The windows were open and the breeze was blowing in when we heard the noise, not just any noise, THE noise. The noise of my dad's tractor. OMG, panic. He was not supposed to be home all day. And the noise was getting closer. And so we did what four girls would do, we ran. Upstairs. Into closets.
What the hell was my dad doing home during the day. Granted, it was only 7:45am but what was he doing?
We were upstairs in the closet, losing it and then this happened....
My mammaw and my aunt showed up at our house. Who knows why but they did.
We NEVER locked out doors and they just walked in to do who knows what.
And now, the work started. Here we were, in my closet, losing it, I pee my pants and we have got to be quiet as mice because we were now surrounded by the two women who should have been FBI agents.
And they lingered. And lingered. And lingered.
We had to make a decision. Do we stay or should we go now? Do we risk getting caught or do we leave and salvage our plan?
And as we decided to leave, my mamaw and aunt left.
Two down, one to go. But my dad wasn't budging.
So we bolted. Out the door and across the neighbor's yard and into the woods.
We met up and just looked at one another. Now what?
No sun in the woods.
We had one option. One.
The dump. Behind out development was a garbage/fill area. We called it the dump. Trash, brush, Playboy Magazines, a pond with tadpoles and frogs and stuff.

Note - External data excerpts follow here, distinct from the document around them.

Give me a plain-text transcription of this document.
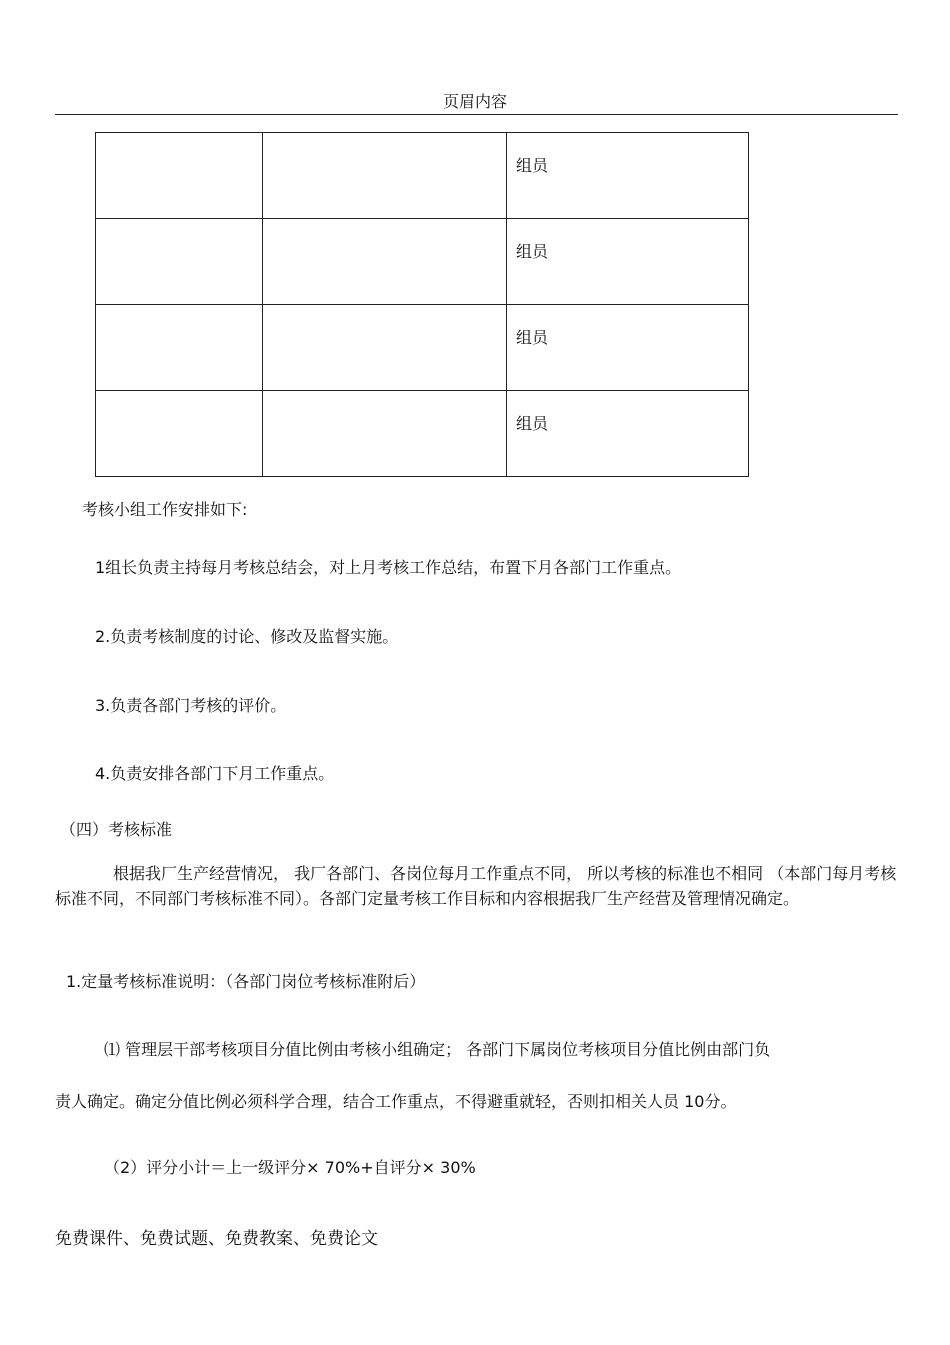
页眉内容

		组员

		组员

		组员

		组员
考核小组工作安排如下:
1组长负责主持每月考核总结会，对上月考核工作总结，布置下月各部门工作重点。
2.负责考核制度的讨论、修改及监督实施。
3.负责各部门考核的评价。
4.负责安排各部门下月工作重点。
（四）考核标准
根据我厂生产经营情况， 我厂各部门、各岗位每月工作重点不同， 所以考核的标准也不相同 （本部门每月考核标准不同，不同部门考核标准不同）。各部门定量考核工作目标和内容根据我厂生产经营及管理情况确定。
1.定量考核标准说明：（各部门岗位考核标准附后）
⑴ 管理层干部考核项目分值比例由考核小组确定； 各部门下属岗位考核项目分值比例由部门负
责人确定。确定分值比例必须科学合理，结合工作重点，不得避重就轻，否则扣相关人员 10分。
（2）评分小计＝上一级评分× 70%+自评分× 30%
免费课件、免费试题、免费教案、免费论文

The Dump was notorious for kids going down there without permission. They went because there were Play Boy magazines. Sex Ed with a pond with tadpoles. Did it get better than this?
No shade. No chairs, no drinks, no bathrooms. The Dump. We were spending our day at the Dump . Still a good plan. We would get sun and get those damn flowers done for the wedding.
And we did.
We sat, talked, laughed, peed behind trash, laughed, peeled layers of tissue and made flowers and laughed. Did I mention that we laughed?
But a funny thing happened that day, we got sun. Tons of sun. Blistering sun.
And the peach flowers were done.
When I got home around four and locked in the mirror, the absolute horror hit me. How was going to hide this sunburn? I will just take a shower and go to be at 7pm so I won't see my mom and maybe it will fade by the time I get up. Yep, that's it.
Except...my sunburn did not fade. My mom, who very seldom got up with me during those years (so we both would start our days off well) was up when I came downstairs.
I will never forget her asking "how did you get that sunburn?"
I lied. "PE class, field hockey."
As I wrote this, I now realize my mom most likely knew. And she spread the word. Oh the power of the mom intuition and the mother network.
It was EPIC and those tissue flowers, awesome.